Sewall spent six years studying the red crossbills of North America and recently discovered how the birds use one of their calls, a contact call, as a social identity badge to ensure their ability to survive and reproduce.
Crossbills are unique in that they are the North American version of Darwin's finches, Sewall says. Over time, the birds have evolved into seven sub-species or "races" based on body size and beak structure. While the birds' genetics are not yet so different to mark the races as distinct species, each race's beak structure is adapted to crack open a specific pinecone so the bird can eat the seeds.
In other words, if a crossbill flies with a flock of the wrong race, it could starve, or at the very least, not be able to mate.
Scientists wondered how crossbills stayed with the right race to visit the right trees. Observing crossbills in the wild, it became clear that the contact call for each race is distinct. The calls have acoustic signatures, or dialects, that distinguish the races, and a crossbill will modify its dialect further, almost like adding an accent, to match a call with its mate.
For her doctoral research, she captured 42 crossbills and paired them in cages in a lab to see how they match their accents. Some of the pairs were males and females of the same race, using the same dialect, while other pairs were males and females from different races and dialects.
In pairs of the same race, Sewall observed that the birds would chirp back and forth until their contact call converged on the same sound. Both males and females tweaked their contact call subtly to imitate and match the calls of their mate, flock and family members.
That was surprising because it's usually only the male birds that change their songs and calls, Sewall says.
In the mixed pairs, she also observed that both males and females changed their calls. But, in some of these mixed pairs, males and females would chirp back and forth, until their contact calls diverged rather than agreeing.
Observing the birds' ability to change their calls, Sewall became curious about the brain processes underlying animal communication, such as perception, motivation and vocal response.
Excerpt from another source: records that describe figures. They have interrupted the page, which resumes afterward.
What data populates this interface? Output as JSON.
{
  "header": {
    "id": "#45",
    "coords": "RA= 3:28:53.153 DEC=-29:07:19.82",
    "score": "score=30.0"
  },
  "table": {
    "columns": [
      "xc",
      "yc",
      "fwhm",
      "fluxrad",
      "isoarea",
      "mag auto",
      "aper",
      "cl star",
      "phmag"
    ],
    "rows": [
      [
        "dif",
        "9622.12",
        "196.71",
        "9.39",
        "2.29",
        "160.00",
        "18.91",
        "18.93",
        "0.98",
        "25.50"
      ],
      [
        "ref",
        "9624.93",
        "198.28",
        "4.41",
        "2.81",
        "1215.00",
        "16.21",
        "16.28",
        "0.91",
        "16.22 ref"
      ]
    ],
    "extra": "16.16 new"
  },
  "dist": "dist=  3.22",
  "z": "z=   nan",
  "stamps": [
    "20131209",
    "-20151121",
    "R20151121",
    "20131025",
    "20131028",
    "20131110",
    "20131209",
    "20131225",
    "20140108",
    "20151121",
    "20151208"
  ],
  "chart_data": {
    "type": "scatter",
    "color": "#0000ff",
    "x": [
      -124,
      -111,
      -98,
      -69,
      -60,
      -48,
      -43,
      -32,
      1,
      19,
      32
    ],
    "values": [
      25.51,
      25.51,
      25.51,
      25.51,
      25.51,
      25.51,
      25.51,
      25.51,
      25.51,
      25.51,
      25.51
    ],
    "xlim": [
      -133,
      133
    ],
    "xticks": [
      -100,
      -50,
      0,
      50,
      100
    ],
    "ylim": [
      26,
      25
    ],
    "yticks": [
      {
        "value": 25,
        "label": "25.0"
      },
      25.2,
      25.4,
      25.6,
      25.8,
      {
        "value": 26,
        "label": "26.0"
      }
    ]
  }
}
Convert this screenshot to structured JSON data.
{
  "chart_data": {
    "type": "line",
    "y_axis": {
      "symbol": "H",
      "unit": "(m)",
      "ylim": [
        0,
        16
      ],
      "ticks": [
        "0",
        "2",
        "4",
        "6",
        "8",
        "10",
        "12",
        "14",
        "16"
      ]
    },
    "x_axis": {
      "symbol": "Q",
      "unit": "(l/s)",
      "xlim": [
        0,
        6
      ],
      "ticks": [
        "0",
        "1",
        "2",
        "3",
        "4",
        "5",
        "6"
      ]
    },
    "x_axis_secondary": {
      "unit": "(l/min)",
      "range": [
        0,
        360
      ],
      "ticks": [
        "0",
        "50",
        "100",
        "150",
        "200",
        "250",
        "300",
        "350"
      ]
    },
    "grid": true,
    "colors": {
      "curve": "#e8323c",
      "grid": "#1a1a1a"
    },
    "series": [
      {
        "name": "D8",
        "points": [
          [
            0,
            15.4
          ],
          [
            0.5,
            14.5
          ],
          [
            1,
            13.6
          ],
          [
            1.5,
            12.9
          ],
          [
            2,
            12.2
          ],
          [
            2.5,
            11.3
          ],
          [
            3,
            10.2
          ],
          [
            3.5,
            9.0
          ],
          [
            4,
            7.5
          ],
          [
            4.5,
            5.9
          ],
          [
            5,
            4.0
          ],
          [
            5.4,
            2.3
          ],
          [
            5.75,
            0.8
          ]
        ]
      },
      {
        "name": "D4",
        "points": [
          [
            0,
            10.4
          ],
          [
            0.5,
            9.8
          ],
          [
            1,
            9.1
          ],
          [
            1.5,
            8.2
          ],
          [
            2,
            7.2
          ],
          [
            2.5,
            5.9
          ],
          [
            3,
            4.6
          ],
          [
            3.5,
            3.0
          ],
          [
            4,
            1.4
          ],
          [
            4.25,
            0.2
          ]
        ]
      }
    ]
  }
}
These processes determine both adaptive social behaviors and abnormal or dysfunctional ones.
She says by studying the brain and hormone systems that influence the animals' motivations to engage in making contact calls and other social interactions, scientists might learn about the basis of abnormal or dysfunctional communication and social behavior in humans.
One of the social behaviors she observed in crossbills was courtship feeding, an interaction where the male brings food to the female and regurgitates it into her mouth. Race-matched males performed this task for their mates. Racially mixed males did not.
In fact, the mixed-race males and females were not motivated to interact at all. Instead, the birds sat at opposite ends of the cage, occasionally taunting one another with partially open bills and little flips of their wings.
"Looks like love can't be forced," Sewall says, even with great pick-up lines.